Usually I stand up for the more incomprehensible queries, but I can't do anything with this one. Merf.

150 said...

*tags in* Hola, chica! Despite everything, query-writing is not, at it core, one of the arcane arts. It's just telling the first half of a story in the most brief, clear, interesting way possible. It just seems horrible because you have to do it for YOUR story. Don't give up. Be straightforward. Straightforward is your friend.

I'm taking a stab at a rewrite, but I'm hung up on the plot point that the gritos have stopped even though the Orden has stopped protecting against them. One, why is it bad that we neither have bizarre events nor a powerful class to fight them, and two, how do we know the gritos aren't coming back?

Cy wakes from a camping trip to a different face...and a different world. He's been missing for seven years, and in that time, the hallmark of his planet, the eerie catastrophic events called gritos, have completely stopped.

Cy suspects the change has to do with the alien omniscience sharing his brain, and someone agrees. The leader of the powerful, supernatural Orden suspects mankind will tear itself apart without the regular catastrophes. She's determined to bring them back. If that means killing one young man and the god in his brain, so be it.

All of which might keep Cy on the run for another seven years...

AlaskaRavenclaw said...

I loved the first 90% of I Am The Messenger (writer, if you're gonna comp, which I don't advise, get the title right).
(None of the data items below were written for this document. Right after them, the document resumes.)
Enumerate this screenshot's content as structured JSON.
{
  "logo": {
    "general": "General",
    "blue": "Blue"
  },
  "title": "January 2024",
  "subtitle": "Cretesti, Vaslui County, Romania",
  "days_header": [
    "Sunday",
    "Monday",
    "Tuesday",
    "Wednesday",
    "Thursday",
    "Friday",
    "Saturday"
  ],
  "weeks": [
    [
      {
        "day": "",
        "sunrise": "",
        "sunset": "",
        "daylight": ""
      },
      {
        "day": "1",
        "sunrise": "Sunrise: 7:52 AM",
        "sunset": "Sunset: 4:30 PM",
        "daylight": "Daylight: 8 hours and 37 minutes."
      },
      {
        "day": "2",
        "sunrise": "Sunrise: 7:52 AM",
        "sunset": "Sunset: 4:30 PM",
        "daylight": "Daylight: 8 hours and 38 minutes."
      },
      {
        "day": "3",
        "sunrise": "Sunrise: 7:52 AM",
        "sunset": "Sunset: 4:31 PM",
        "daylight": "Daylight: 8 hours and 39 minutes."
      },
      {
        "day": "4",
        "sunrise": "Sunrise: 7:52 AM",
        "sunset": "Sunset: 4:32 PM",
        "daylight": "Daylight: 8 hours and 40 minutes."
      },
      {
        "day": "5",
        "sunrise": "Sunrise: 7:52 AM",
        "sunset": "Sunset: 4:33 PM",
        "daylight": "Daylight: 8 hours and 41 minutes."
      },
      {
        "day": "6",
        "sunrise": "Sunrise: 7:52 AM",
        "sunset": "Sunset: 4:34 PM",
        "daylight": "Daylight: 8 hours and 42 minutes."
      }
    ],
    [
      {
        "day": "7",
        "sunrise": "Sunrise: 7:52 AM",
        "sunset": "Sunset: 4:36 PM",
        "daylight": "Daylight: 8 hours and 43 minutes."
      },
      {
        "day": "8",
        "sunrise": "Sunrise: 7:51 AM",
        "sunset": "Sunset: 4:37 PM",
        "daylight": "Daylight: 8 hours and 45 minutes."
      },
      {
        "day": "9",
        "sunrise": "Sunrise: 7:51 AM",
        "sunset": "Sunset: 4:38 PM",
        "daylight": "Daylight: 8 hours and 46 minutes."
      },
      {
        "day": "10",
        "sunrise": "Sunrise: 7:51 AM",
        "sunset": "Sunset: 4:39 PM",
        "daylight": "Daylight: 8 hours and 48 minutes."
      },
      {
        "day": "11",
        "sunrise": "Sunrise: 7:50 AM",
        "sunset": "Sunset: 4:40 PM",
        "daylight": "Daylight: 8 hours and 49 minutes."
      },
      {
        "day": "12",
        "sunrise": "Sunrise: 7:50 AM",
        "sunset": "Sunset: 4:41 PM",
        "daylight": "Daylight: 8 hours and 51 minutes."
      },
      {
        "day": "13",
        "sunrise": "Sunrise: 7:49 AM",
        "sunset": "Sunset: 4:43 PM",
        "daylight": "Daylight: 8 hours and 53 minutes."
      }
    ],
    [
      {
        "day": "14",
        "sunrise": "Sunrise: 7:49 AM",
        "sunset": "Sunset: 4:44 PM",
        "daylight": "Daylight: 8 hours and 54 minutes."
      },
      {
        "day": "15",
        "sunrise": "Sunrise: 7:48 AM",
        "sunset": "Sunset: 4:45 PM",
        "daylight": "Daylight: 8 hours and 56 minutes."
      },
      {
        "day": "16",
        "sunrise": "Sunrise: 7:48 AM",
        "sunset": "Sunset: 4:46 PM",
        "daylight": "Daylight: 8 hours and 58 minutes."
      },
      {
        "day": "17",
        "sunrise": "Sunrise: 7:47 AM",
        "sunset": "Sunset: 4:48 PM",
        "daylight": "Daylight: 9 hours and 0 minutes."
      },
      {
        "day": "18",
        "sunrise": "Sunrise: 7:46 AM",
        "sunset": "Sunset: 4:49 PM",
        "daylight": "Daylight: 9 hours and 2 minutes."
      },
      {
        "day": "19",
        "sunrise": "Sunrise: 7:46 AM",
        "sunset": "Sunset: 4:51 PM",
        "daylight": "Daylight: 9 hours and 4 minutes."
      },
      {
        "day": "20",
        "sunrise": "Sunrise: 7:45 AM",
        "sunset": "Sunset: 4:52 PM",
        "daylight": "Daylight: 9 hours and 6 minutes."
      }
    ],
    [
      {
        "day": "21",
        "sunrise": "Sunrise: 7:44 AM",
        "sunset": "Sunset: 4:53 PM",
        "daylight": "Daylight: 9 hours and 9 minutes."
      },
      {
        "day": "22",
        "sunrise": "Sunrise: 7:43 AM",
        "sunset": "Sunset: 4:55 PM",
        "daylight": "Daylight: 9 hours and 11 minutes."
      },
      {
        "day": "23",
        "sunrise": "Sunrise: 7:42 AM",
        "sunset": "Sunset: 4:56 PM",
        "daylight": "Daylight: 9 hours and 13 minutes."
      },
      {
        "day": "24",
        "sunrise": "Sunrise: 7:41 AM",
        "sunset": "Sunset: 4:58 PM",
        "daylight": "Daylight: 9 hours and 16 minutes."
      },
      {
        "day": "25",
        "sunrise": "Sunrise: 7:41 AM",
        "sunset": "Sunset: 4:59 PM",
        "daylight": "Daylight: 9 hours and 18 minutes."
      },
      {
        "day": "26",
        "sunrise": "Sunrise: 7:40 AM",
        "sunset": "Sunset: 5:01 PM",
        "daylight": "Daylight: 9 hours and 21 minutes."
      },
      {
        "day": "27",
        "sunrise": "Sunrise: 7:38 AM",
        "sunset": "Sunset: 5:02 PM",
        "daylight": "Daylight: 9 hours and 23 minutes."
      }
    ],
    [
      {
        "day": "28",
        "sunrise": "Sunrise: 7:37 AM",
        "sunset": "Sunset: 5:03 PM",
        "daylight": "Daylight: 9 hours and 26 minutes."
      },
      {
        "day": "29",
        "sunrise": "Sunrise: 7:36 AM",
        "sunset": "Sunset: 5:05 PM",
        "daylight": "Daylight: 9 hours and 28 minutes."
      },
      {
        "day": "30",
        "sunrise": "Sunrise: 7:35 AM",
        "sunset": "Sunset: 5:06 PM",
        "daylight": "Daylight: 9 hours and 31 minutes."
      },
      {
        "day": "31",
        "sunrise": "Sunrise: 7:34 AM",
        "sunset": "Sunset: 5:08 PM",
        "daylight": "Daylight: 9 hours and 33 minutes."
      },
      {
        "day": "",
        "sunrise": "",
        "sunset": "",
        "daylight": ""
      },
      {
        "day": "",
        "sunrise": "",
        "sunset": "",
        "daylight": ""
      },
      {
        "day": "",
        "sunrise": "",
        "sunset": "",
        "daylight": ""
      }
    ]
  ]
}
But the ending wasn't just deus ex machina, it was The Worst Possible Ending Ever.

Don't do a bio at all, unless the specific agent specifically asks for it.

I'll just add...

On your rewrite, avoid vague language. Get specific. Here's what I mean by vague language:

The friends he makes he must leave behind, and those who wish him ill stay unnervingly near. Stripped of everything he knows, he struggles to remain himself...

This lacks the impact you want because we haven't the foggiest who he's leaving behind, who's staying near, how he's leaving them, how they're staying near, what he's losing, what "remain himself" means... we need something concrete.

(We all know that "Orden" means order and "gritos" means screams, right? So will everyone else who sees this, presumably?)